Jean Royer est mort en 2011 des suites de la maladie d’Alzheimer, mais également en 1995 après avoir perdu la mairie de Tours. C’était l’époque où l’on caricaturait Michel Debré, maire d’Amboise, avec un entonnoir sur la tête ; et Jean Royer, député-maire de Tours, avec un préservatif sur le crâne. C’étaient les années 70. On rigolait bien, paraît-il. La musique était bonne. Pompidou allait mourir. Mai 68 était passé par là. Aujourd’hui, par l’effet d’un de ces revivals tournoyant, les années 70 reviennent. Sauf Jean Royer. Pour la première fois de sa carrière, le Chaban-Delmas de la cité des rois était en ballottage : plutôt défavorable. Une vilaine triangulaire qui l’opposait aux socialistes mais surtout à la liste de son ancien premier adjoint, Michel Trochu, un jeune RPR liquidé en 1989 et qui depuis avait formé sa liste parricide, eût la peau du vieux roi Jean, 75 ans. Dont trente-six de règne autocrate à la mairie.

La grenouille et le scorpion

Bien sûr, il est loin le temps où un jeune reporter des Cahiers du cinéma au festival du court-métrage de Tours, Jean-Luc Godard, écrivait dans sa revue, en 1959 : « Vous ne saurez jamais combien Paris, vu de Tours, est ennuyeux, vulgaire et triste », et décrivait l’endroit comme « une ville de province moderne ». La même année justement, un instituteur de 39 ans, fils d’un employé de banque, avait emporté ce fief historiquement socialiste depuis le Congrès de Tours. Ce gaulliste jusqu’au bout des ongles, ancien délégué du Général en Indre-et-Loire, commence là une carrière de « franc-tireur non partisan » comme il le dit. Il s’était présenté contre l’avis d’un autre grand gaulliste, Michel Debré, auquel il vouera toujours une haine contenue, et durable.

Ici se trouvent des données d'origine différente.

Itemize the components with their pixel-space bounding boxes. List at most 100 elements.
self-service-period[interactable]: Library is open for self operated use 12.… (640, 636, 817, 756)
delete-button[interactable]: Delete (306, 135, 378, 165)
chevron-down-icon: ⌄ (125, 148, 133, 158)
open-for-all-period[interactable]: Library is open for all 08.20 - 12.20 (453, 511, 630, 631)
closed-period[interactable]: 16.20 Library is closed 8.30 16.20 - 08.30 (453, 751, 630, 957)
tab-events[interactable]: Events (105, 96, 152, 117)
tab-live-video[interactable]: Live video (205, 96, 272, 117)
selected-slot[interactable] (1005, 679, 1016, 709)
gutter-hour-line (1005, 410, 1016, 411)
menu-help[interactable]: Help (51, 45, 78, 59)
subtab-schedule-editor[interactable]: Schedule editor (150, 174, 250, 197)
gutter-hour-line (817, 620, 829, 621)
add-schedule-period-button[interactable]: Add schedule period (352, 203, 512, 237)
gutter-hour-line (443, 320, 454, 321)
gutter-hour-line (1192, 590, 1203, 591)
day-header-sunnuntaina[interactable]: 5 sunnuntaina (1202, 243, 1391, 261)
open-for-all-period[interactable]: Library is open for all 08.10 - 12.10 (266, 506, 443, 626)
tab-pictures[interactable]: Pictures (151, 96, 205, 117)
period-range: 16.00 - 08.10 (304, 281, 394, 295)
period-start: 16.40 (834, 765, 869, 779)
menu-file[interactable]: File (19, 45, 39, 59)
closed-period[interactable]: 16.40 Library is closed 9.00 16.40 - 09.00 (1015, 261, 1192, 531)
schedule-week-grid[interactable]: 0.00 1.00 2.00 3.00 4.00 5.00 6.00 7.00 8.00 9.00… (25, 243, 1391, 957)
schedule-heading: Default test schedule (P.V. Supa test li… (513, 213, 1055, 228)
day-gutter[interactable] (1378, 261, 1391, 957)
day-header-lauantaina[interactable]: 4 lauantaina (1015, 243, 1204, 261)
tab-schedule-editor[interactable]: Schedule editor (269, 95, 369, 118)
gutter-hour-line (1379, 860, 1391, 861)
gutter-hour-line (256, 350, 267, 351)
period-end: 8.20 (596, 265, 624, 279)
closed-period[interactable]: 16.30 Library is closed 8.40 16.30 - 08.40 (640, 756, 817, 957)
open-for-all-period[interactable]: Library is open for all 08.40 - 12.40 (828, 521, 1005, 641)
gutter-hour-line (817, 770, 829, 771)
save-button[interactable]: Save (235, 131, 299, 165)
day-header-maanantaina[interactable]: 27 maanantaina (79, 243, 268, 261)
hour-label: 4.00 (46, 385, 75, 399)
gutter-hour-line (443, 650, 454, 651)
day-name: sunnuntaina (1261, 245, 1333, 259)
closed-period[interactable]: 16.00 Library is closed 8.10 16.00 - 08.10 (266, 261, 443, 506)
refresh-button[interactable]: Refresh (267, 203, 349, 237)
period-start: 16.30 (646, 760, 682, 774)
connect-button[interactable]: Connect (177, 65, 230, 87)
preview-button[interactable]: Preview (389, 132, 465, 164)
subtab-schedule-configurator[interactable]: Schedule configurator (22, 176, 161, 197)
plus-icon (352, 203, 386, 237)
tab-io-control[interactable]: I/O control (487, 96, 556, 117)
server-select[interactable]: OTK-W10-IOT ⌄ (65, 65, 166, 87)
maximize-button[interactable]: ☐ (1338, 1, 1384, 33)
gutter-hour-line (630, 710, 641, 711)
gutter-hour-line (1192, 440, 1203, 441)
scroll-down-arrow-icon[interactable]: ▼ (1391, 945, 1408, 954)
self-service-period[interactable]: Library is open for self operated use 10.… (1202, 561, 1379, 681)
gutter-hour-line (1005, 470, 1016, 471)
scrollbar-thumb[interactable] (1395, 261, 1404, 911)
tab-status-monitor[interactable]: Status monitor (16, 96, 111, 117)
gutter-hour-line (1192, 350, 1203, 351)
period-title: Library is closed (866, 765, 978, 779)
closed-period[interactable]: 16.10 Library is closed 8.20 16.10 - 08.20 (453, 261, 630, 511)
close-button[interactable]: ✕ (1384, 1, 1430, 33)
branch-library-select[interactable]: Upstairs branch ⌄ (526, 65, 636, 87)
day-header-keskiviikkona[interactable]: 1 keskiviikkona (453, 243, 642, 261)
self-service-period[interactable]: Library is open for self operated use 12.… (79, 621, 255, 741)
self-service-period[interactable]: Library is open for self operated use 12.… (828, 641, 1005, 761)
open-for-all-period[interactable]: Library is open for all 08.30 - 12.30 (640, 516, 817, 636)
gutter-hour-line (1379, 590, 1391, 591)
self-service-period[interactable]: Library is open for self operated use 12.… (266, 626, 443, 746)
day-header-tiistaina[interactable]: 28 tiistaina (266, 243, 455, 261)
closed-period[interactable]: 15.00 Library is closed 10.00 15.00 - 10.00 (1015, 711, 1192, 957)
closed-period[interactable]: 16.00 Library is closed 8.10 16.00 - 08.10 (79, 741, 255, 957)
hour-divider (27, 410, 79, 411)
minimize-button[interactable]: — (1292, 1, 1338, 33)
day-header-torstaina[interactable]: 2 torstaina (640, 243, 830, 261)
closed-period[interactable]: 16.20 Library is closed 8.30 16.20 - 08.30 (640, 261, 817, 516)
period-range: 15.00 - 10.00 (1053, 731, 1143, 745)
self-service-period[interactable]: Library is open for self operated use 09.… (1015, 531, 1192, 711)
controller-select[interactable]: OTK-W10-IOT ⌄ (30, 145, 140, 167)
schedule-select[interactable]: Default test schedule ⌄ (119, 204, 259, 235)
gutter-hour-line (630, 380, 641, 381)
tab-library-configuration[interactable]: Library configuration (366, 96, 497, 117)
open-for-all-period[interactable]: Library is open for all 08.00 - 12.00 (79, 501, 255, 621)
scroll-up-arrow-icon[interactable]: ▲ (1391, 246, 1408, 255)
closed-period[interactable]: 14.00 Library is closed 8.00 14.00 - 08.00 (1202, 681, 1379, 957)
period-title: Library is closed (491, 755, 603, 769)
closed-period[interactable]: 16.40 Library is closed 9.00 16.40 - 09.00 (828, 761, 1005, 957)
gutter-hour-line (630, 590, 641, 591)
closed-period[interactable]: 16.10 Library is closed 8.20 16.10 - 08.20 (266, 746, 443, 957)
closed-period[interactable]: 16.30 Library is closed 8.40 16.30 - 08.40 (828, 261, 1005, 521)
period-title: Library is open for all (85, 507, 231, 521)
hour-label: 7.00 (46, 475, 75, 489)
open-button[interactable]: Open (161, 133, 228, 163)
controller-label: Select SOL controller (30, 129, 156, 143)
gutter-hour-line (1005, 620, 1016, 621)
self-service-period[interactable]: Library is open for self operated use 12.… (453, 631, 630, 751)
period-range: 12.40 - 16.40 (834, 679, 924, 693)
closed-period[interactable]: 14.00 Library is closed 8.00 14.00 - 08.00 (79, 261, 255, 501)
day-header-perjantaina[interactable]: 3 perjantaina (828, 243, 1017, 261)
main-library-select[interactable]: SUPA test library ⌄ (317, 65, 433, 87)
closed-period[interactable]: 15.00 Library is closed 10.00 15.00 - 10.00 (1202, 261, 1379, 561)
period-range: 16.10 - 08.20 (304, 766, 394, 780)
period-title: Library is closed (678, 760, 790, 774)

Ce sont là les débuts d’un « local hero », et d’un loup politique solitaire. L’ancien ministre du Commerce et de l’Artisanat n’aime pas les étiquettes. Il fera sans, durant toute sa carrière. Un homme politique comme on n’en fait plus, fort heureusement. « Il a tellement intégré les bons et les mauvais côtés de la politique qu’il est toujours en représentation », disait de lui en 1995, Jean Germain, son adversaire socialiste, qui l’aura bien connu en tant que conseiller municipal durant vingt ans : « En 1990, il pleurait en plein conseil parce que sa femme était décédée. Un an et demi plus tard, il pleurait parce qu’il venait de se remarier, en Suisse, avec une femme de vingt-cinq ans plus jeune que lui. Maintenant, il sanglote dès qu’il évoque la venue de Jean Paul II à Tours, prévue en septembre 96, pour fêter l’année martinienne. Et là, pourquoi se représente-t-il, alors que c’est très dangereux, sans doute le combat de trop ? Parce qu’il ne peut pas s’en empêcher. Comme dans l’histoire de la grenouille et du scorpion, c’est dans sa nature. C’est un tueur. »

"Tous ces peaux-rouges criards !"

« J’aime bien l’autorité », répondit à distance Jean Royer. « Et la solitude ne me fait pas peur. Ne me faites pas dire comme le général de Gaulle que la solitude est la misère des grands esprits. » Voilà, c’était ce genre de maire entêté. Ce genre de maire de droite immodérée qui n’a jamais fait flotter le drapeau de l’Europe au fronton de sa mairie. Dont l’unique cinéma porno de la ville est devenu l’annexe de la fac de droit. Qui a supprimé le festival du court-métrage, en petit instituteur complexé de n’avoir pas été universitaire et qui en a développé une peur bleue de la culture en tant que bastion de la subversion. Qui fut contre l’avortement. Et qui a pratiqué au début des années 70 l’autodafé de livres et d’oeuvres d’art pornographiques en place publique.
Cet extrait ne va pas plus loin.